The man appointed to lead an inquiry into South Australia's nuclear energy mix says he has no preconceived views on the issue.
Former South Australian governor Kevin Scarce will lead a royal commission into the role of nuclear power in the state's energy mix.
Premier Jay Weatherill has revived debate on whether SA should embrace the production, enrichment and storage of nuclear power to boost its lagging economy.
He said Mr Scarce, who served as governor of SA from 2007 to 2014, was a strong communicator who was well-placed to lead the contentious debate, despite his lack of legal expertise.
Mr Scarce, who was last year appointed Chancellor of the University of Adelaide, said he expected the work of the royal commission to be completed within a year.
"I come to this with no preconceived views," he told reporters on Monday.
"I actually want a public debate on what the opportunities and what the risks of this industry are for South Australia.
"I think it's timely.
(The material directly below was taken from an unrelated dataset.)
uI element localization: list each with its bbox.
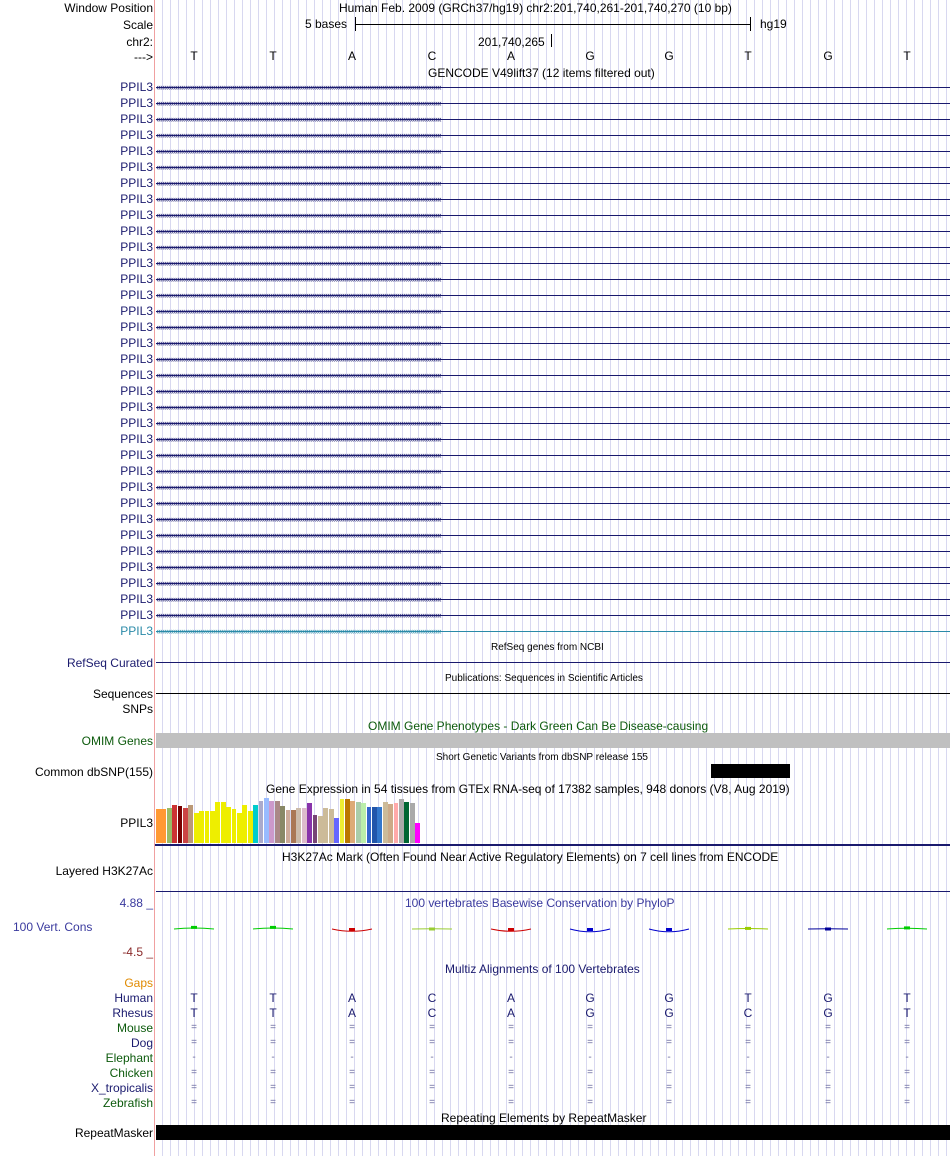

I think we need to get on with it."
The premier has said that a nuclear power plant is unlikely to be built in SA but there was potential for remote parts of the state to host a nuclear waste deposit.
He said the federal government had offered its support and promised the co-operation of agencies.
Business and mining lobby groups have welcomed the inquiry but environmentalists said the state's clean energy credentials would be in tatters if the government allowed nuclear waste dumping.
The Liberal opposition has offered bipartisan support but criticised the timing of the inquiry after the government last week confirmed plans to close several hospital emergency departments.